Patients were grouped according to gender and race and followed-up for an average of 1.7 years. During that time, men and women were equally likely to experience a major adverse cardiac event (MACE), which included heart attack, death, or urgent need for another procedure in the treated coronary artery. However, the likelihood of survival without experiencing any of these cardiac problems was significantly lower in African Americans than in patients of other races (78.8% vs. 85.9%, p<0.001). When researchers took into account factors that might skew the data, such as the reason for PCI, whether the patient was clinically stable or unstable at the time of the procedure, and pre-existing medical conditions, African Americans still showed a trend toward poorer outcomes (p=0.06).
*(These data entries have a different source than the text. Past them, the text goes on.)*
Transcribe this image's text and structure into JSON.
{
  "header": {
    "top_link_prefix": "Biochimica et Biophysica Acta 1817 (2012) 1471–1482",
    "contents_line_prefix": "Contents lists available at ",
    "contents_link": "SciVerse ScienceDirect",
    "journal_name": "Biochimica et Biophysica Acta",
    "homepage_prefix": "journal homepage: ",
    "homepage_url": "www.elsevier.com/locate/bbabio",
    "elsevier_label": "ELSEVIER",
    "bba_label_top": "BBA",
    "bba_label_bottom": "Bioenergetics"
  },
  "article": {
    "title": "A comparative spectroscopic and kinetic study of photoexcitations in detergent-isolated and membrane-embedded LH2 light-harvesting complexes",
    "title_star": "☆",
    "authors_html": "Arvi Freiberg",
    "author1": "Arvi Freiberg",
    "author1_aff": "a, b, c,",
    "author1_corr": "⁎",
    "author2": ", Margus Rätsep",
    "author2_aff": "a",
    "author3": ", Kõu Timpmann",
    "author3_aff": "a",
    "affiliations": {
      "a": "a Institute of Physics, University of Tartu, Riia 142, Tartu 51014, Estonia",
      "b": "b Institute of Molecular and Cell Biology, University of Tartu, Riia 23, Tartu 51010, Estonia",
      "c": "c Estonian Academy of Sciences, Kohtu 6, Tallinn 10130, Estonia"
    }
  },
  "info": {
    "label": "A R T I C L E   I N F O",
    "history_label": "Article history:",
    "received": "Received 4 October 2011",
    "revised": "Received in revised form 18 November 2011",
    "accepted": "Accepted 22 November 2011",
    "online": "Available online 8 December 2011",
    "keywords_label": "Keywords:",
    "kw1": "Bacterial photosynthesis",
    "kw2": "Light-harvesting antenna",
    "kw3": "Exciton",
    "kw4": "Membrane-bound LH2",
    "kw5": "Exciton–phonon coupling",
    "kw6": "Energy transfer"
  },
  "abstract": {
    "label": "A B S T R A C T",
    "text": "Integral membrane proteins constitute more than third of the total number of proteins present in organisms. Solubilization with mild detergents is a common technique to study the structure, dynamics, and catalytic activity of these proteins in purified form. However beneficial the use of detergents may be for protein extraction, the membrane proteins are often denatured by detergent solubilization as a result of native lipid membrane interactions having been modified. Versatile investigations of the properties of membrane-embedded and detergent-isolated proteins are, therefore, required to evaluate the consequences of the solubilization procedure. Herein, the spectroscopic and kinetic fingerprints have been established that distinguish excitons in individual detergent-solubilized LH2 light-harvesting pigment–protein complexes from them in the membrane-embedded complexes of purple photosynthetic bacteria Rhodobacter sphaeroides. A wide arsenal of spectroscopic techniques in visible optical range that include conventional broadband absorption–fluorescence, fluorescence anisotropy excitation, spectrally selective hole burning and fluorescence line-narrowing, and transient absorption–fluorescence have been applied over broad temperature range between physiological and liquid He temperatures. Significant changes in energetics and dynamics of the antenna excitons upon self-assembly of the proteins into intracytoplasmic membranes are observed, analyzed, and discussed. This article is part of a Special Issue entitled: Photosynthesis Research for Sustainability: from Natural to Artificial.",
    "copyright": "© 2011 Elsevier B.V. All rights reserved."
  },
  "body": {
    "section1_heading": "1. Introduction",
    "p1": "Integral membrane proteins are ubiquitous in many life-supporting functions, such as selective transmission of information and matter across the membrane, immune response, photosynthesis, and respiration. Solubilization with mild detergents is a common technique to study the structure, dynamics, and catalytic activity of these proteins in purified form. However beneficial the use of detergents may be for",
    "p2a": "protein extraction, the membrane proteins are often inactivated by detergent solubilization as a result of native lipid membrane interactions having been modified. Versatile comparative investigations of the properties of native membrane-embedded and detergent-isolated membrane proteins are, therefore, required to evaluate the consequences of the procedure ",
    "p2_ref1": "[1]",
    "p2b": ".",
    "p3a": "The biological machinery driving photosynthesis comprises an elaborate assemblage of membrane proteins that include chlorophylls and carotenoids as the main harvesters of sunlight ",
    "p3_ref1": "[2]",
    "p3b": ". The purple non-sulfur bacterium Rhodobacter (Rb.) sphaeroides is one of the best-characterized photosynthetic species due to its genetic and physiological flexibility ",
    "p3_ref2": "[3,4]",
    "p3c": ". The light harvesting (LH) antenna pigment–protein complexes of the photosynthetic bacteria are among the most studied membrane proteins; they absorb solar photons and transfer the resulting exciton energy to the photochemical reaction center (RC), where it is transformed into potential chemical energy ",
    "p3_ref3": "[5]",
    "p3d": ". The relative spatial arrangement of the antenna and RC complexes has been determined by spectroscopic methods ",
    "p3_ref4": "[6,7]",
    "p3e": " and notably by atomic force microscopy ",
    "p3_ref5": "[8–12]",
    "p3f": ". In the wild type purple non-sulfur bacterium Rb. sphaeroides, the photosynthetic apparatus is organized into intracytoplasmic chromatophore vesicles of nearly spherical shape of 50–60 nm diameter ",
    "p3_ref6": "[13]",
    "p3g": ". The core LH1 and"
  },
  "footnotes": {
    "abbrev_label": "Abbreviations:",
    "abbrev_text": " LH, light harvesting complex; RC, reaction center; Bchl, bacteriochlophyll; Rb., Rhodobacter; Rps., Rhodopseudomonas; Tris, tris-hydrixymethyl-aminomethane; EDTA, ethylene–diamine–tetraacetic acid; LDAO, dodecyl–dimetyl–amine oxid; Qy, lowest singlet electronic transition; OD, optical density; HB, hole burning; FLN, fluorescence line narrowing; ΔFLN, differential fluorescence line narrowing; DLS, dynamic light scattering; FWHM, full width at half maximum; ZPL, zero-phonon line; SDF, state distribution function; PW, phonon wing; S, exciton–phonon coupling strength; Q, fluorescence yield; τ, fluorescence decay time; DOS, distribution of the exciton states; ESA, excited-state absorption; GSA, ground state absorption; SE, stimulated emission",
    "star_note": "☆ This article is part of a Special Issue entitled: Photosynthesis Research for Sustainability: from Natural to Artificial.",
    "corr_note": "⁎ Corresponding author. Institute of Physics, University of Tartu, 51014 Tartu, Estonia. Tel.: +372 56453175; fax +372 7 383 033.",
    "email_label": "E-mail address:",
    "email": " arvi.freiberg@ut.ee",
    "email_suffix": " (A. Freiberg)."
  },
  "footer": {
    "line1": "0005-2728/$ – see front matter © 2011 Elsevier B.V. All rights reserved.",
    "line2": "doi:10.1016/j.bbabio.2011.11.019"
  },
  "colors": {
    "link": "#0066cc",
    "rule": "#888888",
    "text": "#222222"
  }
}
The researchers are continuing to comb through the data for factors that signal an increased risk for African Americans after PCI. In the meantime, there are several possible explanations for these findings based on clinical impressions alone, Dr. Nathan said. One of the most likely is that African American patients appeared to wait longer before coming in for treatment. As a result, they were more likely to have advanced coronary disease that was more complicated to treat with PCI, as well as other medical conditions that worsen PCI outcomes, such as high blood pressure and kidney damage. Another key factor may be a lack of adherence to prescribed medications.

These findings may signal a need for better outreach and education. "As physicians, we need to provide excellent medical care, but also be sensitive to sociocultural issues, problems with access to care, and the importance of building trust between the physician and patient," Dr. Nathan said.